- City: Las Vegas, Nevada
- League: California-Nevada Hockey League
- Founded: 1968
- Folded: 1975
- Home arena: Las Vegas Ice Palace

Franchise history
- 1968–1971: Las Vegas Gamblers
- 1971–1975: Las Vegas Outlaws

= Las Vegas Gamblers (ice hockey) =

The Las Vegas Gamblers was a semi-professional ice hockey team from Las Vegas, Nevada. The club was a founding member of the California-Nevada Hockey League and, by all accounts, the first formal ice hockey team in the state of Nevada.

==History==
In the late-1960s, the Teamsters Union was in charge of construction in Las Vegas and one of their projects was the city's first indoor ice rink, the Ice Palace. While the arena had no team in mind when it was built, a semi-pro club was soon formed and the team called themselves the 'Gamblers'. By the fall of 1968, the team was able to come to terms with three other teams in California and Reno to form the California-Nevada Hockey League (Cal-Neva) and played three seasons. While the people who showed up for the games were enthusiastic, the Gamblers were a somewhat esoteric form of entertainment in Vegas as the time and with competition like Elvis Presley, Liberace and Tom Jones taking up most of the attention, only a few hundred people would attend the games.

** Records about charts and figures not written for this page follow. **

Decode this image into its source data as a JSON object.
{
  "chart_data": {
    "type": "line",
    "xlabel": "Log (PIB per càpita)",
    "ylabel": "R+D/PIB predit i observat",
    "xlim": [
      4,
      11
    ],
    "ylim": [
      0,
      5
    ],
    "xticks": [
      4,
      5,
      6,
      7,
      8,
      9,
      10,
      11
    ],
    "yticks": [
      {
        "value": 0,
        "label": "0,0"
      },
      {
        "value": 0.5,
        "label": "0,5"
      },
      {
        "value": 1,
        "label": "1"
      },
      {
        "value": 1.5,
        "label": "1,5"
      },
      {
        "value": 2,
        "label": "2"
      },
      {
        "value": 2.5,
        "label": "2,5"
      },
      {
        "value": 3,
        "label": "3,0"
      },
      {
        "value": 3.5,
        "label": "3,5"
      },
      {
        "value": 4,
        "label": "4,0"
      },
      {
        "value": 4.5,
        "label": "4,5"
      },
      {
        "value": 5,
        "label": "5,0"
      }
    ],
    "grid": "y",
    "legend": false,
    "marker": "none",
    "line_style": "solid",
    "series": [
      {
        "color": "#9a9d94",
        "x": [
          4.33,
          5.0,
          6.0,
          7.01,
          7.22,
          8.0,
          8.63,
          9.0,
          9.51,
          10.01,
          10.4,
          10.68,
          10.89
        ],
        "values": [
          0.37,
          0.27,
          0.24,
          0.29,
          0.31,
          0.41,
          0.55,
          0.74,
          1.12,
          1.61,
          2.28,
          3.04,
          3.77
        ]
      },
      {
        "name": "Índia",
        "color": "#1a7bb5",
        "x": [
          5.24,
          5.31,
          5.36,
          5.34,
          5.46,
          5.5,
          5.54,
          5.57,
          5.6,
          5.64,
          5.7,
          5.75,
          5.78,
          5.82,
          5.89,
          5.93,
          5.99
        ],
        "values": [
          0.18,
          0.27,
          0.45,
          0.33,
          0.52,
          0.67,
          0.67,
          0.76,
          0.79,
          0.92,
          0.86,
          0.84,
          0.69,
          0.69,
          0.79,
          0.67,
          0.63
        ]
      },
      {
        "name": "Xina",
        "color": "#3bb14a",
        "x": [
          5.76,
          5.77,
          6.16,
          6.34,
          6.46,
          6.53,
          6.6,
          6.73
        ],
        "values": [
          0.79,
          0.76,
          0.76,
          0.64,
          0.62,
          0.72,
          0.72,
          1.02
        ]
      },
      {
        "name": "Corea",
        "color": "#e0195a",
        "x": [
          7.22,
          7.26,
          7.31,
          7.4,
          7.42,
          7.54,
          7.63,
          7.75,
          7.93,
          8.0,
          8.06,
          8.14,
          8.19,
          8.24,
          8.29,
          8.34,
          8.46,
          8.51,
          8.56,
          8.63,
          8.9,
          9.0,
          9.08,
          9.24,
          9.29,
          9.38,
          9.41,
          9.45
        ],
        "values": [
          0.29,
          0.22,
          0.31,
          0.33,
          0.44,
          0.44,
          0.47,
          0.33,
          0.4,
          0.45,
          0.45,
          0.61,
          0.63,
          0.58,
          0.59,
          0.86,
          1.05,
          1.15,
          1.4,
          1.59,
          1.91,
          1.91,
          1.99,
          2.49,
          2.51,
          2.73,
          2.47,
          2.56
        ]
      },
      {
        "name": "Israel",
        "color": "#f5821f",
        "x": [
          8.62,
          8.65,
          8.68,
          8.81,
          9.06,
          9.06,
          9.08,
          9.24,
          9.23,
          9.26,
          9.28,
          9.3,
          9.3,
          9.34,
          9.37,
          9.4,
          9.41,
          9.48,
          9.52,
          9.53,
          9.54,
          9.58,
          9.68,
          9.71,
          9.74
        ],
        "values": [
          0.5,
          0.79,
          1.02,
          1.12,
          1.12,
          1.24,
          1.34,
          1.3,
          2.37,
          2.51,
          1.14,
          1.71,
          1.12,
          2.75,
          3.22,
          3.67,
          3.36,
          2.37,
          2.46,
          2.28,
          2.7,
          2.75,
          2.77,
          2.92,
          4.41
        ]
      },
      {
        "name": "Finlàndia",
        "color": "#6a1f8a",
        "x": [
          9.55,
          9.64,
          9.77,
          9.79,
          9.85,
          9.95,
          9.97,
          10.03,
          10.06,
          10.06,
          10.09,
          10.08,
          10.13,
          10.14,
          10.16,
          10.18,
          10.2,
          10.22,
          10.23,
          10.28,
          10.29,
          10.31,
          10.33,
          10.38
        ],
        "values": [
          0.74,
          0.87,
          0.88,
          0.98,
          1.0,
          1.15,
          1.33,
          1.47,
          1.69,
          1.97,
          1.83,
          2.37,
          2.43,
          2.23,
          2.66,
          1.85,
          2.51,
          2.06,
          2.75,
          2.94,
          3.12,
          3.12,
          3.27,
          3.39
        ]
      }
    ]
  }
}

In 1971, with the team in dire financial straits, the Gamblers needed a new influx of cash. Casino magnate Ralph Engelstad, who had played college hockey at North Dakota, took control of the team and changed the name to the 'Outlaws'. Engelstad changed the course of the club but some of his actions irked the other league members. After the Gamblers were caught violating league rules several times, the Outlaws were expelled and all of their results for the year were retroactively wiped out. Now operating solely as an independent club, Engelstad was able to arrange matches with US national team during the run up to the 1972 Winter Olympics as well as several clubs from Europe and increase the profile of the club. By the mid-70's, the team was experiencing troubles both on and off the ice as players were reported to have behaved poorly during their trip to Germany. However, the bigger issue was the spat between Engelstad and the owner of the Ice Palace. After 1975, the club lost access to the rink. Initially, Engelstad planned to build his own rink in the region and continue running the club, however, no plans were ever set in motion and the Outlaws ceased to exist.